If you are more interested in Sensex and the market, you might be well known with the term Trading. Trading is the concept of buying and selling goods or exchange of goods between two parties. It will give an opportunity for the traders to represents their country. Trading is done with three types of exchanges and one of such exchanges is Forex trading.
So, what is Forex trading?
Forex trading is the exchange of currency which is due to different reasons. Here’s an example of currency exchange, Let’s say you are on a plan to visit your favourite country for a vacation. Right from booking a taxi to shopping you need money. But wait, Do you think the taxi driver or a shopkeeper will accept your native currency? Definitely Not. You need to exchange your native currency with the current currency. Currencies are in fact exchanged to foreign trade.
Forex market comprises of banks, companies, investment management, forums and retail brokers. It is the largest market with $5 trillion transactions per day.
There is no special market to trade currencies, it is done electronically over the counter(OTC). The transactions are carried out between the partners through the computers. The trade market is open for 24hrs for 5 days a week. You can trade at any time of the day. Every individual currency varies, this variation in the currencies has led to trading and foreign exchange.
Banks conduct trading on behalf of their clients. You can also trade one currency for another for individual purposes as mentioned above.
Benefits of Forex trading
- No commission or brokerage fees, they are separately rewarded with Spread( The difference in the buying(bid) and selling(ask) price is spread)
- You can determine your lot size
- Low transaction fees
- It is a 24hr market
- Nobody can control the market price
- Leverage on your trade with your own price settings and indicators
- Highly profitable
- Low entry fee, you will need a minimum of $25 deposit
As forex trading is remunerative, You can definitely give it a try. Want to trade?
Here’s a step by step guide to perform forex trading,
- First thing’s first, Create a trading platform
- Choose a pair of currency that you want to trade
- Select a time frame which starts from 15min
- Each Candlestick stick( Candlesticks move when there is a price change) represents 15min
- Add indicators. They will help you in the decision-making process
- When you are sure that the price is stable, place the order
- Set the levels of stop loss and make profits. This will prevent losses and brings you success in the long run
- When your set with everything, confirm the order and wait for confirmation.

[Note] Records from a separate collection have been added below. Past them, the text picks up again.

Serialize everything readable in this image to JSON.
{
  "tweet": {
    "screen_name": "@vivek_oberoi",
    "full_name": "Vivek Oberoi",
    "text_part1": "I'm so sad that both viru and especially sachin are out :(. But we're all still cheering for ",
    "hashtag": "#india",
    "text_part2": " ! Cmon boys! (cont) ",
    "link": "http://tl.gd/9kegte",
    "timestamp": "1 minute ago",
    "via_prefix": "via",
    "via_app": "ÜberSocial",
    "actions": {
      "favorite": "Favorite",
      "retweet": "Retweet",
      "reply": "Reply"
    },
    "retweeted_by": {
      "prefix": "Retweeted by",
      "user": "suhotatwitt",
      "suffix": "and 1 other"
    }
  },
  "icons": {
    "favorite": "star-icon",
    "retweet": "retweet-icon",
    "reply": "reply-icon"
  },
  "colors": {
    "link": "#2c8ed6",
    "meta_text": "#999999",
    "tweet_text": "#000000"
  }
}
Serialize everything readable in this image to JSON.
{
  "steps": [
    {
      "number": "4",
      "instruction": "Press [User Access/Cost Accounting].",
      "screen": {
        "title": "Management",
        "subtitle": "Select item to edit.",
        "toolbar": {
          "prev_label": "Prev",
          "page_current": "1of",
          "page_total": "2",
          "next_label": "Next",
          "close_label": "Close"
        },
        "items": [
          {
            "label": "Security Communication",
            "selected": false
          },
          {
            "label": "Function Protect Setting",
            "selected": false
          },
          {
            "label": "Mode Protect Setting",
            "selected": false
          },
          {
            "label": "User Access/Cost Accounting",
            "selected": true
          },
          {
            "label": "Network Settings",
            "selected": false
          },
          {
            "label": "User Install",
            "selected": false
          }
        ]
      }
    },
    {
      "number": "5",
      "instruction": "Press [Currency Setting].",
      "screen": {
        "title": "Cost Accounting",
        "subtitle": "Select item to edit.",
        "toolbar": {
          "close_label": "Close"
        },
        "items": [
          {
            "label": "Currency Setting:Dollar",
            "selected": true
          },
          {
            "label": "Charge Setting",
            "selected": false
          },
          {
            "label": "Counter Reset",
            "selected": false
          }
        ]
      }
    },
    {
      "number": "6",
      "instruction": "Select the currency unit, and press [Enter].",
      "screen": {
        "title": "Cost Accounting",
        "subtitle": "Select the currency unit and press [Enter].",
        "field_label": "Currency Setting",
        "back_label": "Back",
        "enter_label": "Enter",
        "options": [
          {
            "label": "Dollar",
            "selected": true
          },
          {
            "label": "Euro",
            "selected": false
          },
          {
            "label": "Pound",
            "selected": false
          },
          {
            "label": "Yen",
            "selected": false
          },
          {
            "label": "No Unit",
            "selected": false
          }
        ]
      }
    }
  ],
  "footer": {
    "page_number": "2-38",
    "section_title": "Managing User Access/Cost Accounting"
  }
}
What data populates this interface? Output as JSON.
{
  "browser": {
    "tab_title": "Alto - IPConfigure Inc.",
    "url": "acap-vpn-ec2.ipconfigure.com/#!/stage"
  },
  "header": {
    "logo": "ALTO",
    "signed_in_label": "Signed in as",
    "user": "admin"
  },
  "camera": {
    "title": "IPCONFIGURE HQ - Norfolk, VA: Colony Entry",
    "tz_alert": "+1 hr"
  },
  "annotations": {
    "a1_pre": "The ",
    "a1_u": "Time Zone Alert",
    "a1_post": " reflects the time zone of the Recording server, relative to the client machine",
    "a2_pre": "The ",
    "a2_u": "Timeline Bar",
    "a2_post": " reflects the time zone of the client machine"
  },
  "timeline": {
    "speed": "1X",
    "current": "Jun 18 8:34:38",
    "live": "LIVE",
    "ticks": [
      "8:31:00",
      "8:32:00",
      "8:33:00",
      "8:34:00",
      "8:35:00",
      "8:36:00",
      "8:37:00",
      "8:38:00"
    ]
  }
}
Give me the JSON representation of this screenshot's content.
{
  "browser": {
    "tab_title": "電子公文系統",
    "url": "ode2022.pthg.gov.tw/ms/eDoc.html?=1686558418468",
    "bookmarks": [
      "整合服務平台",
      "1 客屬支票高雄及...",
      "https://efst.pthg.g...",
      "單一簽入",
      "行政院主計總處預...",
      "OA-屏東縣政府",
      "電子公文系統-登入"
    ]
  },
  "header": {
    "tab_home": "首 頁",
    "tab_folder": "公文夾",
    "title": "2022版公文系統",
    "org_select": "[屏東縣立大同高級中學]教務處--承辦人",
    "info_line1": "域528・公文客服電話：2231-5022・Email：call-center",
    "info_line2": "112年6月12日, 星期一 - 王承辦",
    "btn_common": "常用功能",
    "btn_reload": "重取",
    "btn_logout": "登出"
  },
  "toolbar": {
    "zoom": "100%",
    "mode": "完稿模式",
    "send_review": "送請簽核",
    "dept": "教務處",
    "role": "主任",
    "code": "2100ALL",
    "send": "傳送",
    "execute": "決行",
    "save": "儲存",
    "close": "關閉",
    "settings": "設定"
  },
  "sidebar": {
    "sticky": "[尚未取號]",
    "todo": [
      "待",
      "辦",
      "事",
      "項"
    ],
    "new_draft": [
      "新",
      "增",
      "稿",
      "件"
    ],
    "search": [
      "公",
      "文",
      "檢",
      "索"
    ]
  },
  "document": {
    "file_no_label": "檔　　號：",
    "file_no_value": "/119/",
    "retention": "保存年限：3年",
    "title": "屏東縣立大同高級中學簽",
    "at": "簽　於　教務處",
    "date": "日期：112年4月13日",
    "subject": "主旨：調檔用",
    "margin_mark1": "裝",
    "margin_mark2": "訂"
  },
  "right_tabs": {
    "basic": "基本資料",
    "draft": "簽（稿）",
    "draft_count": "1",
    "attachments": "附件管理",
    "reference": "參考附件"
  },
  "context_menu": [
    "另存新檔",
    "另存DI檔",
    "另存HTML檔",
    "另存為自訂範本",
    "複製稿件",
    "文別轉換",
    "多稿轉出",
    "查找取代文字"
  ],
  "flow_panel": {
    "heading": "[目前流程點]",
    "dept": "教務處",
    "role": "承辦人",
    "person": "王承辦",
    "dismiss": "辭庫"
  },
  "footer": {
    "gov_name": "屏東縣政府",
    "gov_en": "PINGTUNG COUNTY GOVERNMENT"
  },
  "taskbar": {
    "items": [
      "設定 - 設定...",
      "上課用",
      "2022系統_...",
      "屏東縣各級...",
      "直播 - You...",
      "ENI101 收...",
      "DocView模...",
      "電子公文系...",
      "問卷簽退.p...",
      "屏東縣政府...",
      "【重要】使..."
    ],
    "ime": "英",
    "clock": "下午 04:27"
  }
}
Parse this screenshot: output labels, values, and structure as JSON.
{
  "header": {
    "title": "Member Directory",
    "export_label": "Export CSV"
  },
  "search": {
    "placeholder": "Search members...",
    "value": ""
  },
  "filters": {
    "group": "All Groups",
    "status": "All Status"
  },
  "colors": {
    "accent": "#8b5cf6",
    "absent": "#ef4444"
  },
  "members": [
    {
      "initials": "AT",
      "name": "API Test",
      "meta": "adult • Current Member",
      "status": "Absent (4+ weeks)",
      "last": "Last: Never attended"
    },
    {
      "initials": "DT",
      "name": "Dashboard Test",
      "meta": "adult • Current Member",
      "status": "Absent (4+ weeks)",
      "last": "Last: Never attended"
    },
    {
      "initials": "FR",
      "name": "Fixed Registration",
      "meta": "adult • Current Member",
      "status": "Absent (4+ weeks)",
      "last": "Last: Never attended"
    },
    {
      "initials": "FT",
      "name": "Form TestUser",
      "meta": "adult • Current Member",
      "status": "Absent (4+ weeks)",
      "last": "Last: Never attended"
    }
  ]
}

- Confirmation is very important as it is the ticket number which can be used as a reference
- Wait for your trade to earn profits. You can either accept the risk and continue with trading or you can also stop and get the profits earned
- On completion of the trade, measure the trade and minimize the risk on your next trade
You need to know about the spot, forward and futures markets.
Spot, forward and future market
Individuals perform forex trading in three ways. Spot, forward and future market.
Spot marketing is the highest of the authority. It is the largest market and an asset as the forward and future market are based on the spot market. In the former days, the future market was paramount as it is most suitable for individual investors who are looking for longterm investment. Revolution in technology has led to the development of electronic trading.
Electronic trading and brokerages spot market are even more preferred by the investors. When people have to trade they prefer only the spot market and so future and forward markets are used by companies to shield themselves with foreign risks.
A spot market is where currencies are bought and sold for the current price. The price changes depend on,
- Supply and demand
- Present interest rates
- Economic performances
- Future currency performance
Usually, the settlement is done in cash. The spot market is known as the “deals with transactions”.
After completion and confirmation of the trade. It actually, take two days to complete the transaction.
On the contrary, forward and the futures market doesn’t trade on cash. They deal in contracts and claims with a certain currency type.
The contracts are traded between two parties with an agreement and are bought and sold over the counter in the forward market.
In the future market, the contracts are sold based on the standard size and settlement rate.
Future contracts are jotted with specific details such as,
- Number of units traded
- Delivery and settlement dates
- Change in the price
The contracts are traded before they expire. As earlier discussed, the future and the forward markets offer protection against the risks that occur when the currencies are traded.
Forex as hedge and Speculation
Companies in foreign countries are at stay due to the fluctuations in the currency value when they purchase a service. Foreign exchange markets provide a shield to their risks paving a way to complete the transaction.
Rate of interest, trade flow, economical strength affects the supply and demand that generates volatility in the trade flow.
There are even risks associated with Forex trading such as brokerage risks, sovereign risks, credit risks. You need to be careful while choosing a broker for your trading services.
Like the adage, Right things happen at the right time with a little patience. The same goes for forex trading. With the profits, there are even risks associated with trading. The prospect of loss or profits, it all depends on you. You can end the trade when you get the desired profit.